Sie müssen jeden Tag durch die verschiedensten Wettspiele festlegen, wer von ihnen das Resultat der Arbeit des Computers dem gespannten Publikum verkündet. Dabei stehen sie wirklich im Rampenlicht der Öffentlichkeit, im Fernsehen zur besten Sendezeit, oder zu jeder halben Stunde im Radio. Weshalb dieser Teil der Arbeit, der im internen Jargon „Mach mir den Frosch“ heißt, besonders bei schlechtem Wetter nicht besonders beliebt ist.
Ansonsten leben Meteorologen ziemlich ruhig und sind total abgeklärt. Sie können eigentlich machen, was sie wollen. Es bleibt absolut straffrei. Zum Beispiel unser Wetter in diesem Jahr im Mai. Ich trage in der Wohnung als Hausschuhe, Latschen der Marke Bugatti. Klingt das nicht toll? Erinnert nicht schon der Name an Mittelmeer, offene Cabriolets, Straßencafes, Swimmingpool? Doch nichts ist. Von Dezember bis Mitte Juni zog ich die dicken Socken nicht aus. Ich rechnete schon damit, mir neue kaufen zu müssen, so dünn und durchgescheuert waren die bereits.

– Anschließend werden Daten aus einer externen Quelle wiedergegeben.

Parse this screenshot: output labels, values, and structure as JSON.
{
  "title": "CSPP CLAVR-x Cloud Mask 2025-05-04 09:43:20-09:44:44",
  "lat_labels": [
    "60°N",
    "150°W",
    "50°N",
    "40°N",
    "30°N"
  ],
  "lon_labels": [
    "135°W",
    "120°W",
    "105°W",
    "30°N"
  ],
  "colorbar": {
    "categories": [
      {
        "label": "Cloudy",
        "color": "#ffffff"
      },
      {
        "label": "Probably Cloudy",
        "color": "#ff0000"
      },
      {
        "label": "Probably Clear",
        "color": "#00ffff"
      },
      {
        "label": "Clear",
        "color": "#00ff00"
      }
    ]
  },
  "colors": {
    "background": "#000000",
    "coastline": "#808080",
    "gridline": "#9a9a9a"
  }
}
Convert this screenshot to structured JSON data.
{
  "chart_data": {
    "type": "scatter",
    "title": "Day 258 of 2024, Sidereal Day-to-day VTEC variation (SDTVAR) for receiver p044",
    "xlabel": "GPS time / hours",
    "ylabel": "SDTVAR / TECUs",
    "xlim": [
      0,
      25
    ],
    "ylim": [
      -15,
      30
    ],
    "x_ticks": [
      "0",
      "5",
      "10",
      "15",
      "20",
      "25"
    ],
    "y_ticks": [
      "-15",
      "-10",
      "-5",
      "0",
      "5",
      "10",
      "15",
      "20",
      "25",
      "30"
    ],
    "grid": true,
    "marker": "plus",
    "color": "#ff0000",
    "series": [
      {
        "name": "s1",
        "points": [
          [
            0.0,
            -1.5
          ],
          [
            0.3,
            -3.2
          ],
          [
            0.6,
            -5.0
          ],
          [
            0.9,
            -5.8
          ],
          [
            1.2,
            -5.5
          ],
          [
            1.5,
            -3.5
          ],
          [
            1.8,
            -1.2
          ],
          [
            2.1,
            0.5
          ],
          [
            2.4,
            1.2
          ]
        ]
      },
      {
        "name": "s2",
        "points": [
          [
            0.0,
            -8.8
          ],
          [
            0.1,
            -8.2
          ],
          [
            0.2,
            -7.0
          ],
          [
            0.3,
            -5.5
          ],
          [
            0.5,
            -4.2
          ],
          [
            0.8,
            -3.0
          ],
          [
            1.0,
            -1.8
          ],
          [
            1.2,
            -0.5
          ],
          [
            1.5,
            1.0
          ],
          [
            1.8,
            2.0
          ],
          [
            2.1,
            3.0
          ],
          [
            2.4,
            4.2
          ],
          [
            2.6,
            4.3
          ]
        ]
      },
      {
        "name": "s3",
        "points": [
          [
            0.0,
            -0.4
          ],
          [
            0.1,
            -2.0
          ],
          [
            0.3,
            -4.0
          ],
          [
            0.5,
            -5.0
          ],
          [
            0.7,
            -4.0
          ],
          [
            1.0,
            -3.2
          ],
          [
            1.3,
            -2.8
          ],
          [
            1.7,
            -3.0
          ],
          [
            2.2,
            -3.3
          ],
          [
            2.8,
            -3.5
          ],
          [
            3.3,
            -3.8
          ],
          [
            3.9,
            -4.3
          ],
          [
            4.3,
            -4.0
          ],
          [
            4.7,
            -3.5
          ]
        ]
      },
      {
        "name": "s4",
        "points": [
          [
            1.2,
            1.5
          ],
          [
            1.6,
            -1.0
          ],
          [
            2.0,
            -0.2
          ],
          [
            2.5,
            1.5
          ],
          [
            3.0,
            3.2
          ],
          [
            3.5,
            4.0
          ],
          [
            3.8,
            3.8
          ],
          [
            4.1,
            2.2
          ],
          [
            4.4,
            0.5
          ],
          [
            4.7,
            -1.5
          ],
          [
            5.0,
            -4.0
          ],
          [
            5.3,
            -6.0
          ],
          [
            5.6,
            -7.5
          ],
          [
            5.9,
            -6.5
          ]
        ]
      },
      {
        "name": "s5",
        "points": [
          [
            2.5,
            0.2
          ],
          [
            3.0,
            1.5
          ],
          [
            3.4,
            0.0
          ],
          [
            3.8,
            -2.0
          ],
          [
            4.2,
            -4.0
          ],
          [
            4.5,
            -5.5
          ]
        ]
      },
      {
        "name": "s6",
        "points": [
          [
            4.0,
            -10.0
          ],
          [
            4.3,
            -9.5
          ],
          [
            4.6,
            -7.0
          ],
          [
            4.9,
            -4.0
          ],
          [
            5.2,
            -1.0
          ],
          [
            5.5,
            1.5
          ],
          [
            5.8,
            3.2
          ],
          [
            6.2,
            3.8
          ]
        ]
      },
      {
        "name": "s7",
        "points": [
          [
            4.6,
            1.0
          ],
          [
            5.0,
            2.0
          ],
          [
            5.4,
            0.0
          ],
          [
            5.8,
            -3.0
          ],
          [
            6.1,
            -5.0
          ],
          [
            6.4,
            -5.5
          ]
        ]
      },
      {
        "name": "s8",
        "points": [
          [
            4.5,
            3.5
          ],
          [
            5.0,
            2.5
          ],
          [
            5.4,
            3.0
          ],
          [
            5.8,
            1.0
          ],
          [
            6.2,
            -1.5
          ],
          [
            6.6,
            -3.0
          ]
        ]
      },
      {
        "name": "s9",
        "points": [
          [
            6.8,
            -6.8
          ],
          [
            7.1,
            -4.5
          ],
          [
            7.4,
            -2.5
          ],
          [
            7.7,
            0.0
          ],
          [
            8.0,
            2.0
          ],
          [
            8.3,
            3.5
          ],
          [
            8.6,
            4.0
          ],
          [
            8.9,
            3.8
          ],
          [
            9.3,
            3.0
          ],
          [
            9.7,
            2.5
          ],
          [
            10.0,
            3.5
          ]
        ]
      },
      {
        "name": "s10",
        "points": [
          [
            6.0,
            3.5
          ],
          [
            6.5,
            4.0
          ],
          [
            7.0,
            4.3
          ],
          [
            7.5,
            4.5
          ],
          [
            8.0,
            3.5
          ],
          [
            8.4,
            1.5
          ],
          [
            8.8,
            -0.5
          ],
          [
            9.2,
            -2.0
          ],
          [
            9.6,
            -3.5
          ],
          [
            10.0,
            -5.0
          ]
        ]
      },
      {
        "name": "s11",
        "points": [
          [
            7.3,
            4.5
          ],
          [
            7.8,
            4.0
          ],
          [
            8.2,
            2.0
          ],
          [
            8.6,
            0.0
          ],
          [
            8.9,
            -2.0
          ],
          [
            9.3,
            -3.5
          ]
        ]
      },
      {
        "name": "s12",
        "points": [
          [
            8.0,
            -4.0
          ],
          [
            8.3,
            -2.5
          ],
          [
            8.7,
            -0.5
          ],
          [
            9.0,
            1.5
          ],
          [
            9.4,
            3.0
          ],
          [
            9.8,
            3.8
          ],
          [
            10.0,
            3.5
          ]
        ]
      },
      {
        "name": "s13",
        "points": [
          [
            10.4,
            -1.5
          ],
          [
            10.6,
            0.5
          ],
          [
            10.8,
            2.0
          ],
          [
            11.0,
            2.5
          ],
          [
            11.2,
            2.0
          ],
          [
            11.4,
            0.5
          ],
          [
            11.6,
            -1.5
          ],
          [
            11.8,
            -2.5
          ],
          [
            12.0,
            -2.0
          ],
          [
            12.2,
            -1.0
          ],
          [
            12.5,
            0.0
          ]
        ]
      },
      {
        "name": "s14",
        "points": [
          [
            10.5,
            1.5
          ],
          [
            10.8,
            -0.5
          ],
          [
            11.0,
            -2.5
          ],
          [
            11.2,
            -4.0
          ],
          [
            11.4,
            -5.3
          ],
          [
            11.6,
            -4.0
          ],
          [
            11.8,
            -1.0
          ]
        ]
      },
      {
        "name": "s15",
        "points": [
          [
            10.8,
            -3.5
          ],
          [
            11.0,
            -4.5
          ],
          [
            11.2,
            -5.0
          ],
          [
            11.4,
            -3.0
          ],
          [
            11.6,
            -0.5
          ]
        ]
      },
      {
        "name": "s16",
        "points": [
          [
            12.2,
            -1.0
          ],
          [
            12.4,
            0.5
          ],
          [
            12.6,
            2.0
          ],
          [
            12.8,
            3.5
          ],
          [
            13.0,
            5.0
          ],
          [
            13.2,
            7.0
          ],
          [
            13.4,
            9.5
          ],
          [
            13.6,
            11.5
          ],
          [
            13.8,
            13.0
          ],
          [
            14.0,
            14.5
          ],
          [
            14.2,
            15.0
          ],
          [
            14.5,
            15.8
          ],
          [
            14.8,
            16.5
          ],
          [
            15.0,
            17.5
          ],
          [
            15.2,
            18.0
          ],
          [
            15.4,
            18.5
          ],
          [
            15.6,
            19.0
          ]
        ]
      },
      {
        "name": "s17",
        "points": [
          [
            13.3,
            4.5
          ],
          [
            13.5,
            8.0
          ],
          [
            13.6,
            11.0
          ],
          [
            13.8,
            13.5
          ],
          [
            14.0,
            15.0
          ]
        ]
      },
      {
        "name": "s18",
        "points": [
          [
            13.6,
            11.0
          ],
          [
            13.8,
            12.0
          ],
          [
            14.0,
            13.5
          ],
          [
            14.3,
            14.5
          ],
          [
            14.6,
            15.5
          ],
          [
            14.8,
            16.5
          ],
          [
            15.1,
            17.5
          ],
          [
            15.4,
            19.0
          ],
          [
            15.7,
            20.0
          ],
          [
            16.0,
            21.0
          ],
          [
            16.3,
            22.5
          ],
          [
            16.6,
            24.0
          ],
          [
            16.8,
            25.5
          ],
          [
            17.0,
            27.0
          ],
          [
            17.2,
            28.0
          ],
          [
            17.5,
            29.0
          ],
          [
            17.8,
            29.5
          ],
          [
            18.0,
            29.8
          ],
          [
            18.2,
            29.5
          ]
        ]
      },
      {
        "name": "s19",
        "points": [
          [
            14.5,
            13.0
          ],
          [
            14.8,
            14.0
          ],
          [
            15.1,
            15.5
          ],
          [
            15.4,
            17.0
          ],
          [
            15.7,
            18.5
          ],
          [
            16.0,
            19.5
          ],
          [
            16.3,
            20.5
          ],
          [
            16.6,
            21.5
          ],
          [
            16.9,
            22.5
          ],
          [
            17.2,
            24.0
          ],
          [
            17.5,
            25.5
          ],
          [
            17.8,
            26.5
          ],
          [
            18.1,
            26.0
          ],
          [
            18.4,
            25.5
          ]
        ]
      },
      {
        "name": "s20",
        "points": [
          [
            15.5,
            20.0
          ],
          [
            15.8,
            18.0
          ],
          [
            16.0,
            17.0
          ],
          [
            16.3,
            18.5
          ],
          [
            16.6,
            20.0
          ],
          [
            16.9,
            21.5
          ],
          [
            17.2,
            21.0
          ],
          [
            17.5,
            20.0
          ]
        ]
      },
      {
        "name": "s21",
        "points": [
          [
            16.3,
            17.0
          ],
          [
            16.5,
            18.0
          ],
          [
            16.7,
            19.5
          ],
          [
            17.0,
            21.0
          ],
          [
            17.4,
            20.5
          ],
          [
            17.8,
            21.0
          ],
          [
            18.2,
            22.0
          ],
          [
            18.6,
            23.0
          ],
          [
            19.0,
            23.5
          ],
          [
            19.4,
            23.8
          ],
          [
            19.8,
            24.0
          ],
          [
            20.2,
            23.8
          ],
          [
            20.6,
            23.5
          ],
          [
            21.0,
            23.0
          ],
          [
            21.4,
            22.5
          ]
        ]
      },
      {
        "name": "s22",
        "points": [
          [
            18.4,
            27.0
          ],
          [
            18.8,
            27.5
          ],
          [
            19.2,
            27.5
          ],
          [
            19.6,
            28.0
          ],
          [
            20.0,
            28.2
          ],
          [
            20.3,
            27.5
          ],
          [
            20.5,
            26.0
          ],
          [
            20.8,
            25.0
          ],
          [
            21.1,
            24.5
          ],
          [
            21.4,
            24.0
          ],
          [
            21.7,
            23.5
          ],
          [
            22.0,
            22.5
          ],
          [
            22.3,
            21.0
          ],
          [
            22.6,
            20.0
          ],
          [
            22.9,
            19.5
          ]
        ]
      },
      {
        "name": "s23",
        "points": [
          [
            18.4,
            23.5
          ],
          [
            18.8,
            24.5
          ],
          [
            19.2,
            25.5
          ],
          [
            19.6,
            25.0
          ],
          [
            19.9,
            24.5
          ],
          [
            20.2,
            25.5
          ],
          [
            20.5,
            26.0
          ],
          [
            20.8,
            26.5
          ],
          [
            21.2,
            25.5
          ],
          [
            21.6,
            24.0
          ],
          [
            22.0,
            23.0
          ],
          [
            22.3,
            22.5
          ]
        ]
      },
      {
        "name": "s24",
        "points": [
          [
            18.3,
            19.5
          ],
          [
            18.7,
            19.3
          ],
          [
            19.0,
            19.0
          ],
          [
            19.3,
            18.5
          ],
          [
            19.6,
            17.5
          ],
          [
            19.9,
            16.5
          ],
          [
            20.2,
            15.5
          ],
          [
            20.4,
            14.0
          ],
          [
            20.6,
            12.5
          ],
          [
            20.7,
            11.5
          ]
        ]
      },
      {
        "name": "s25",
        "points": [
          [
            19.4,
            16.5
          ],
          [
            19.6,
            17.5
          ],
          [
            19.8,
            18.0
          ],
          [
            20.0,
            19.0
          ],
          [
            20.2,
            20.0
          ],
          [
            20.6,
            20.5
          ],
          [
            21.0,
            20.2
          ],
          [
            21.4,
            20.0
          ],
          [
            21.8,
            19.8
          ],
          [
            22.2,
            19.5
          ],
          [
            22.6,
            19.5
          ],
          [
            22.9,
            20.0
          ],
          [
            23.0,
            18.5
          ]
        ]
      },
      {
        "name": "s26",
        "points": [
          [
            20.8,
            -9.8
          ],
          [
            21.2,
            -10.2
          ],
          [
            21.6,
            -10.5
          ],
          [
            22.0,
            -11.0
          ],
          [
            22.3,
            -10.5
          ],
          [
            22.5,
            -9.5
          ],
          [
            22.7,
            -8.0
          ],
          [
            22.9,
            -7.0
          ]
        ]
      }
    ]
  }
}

Und kurz darauf, im Juli diese Hitzeperiode. Da fragte man sich, wozu es überhaupt Kleidung gibt. Mal abgesehen von Badehosen und so.
Und die Meteorologen? Was tun die? Sitzen den ganzen Tag im voll klimatisiertem Raum zusammen, telefonieren mit ihren Kollegen in der Karibik, auf den Seychellen oder von der Station Sandnes in Norwegen und quatschen übers Wetter. Was für ein Job.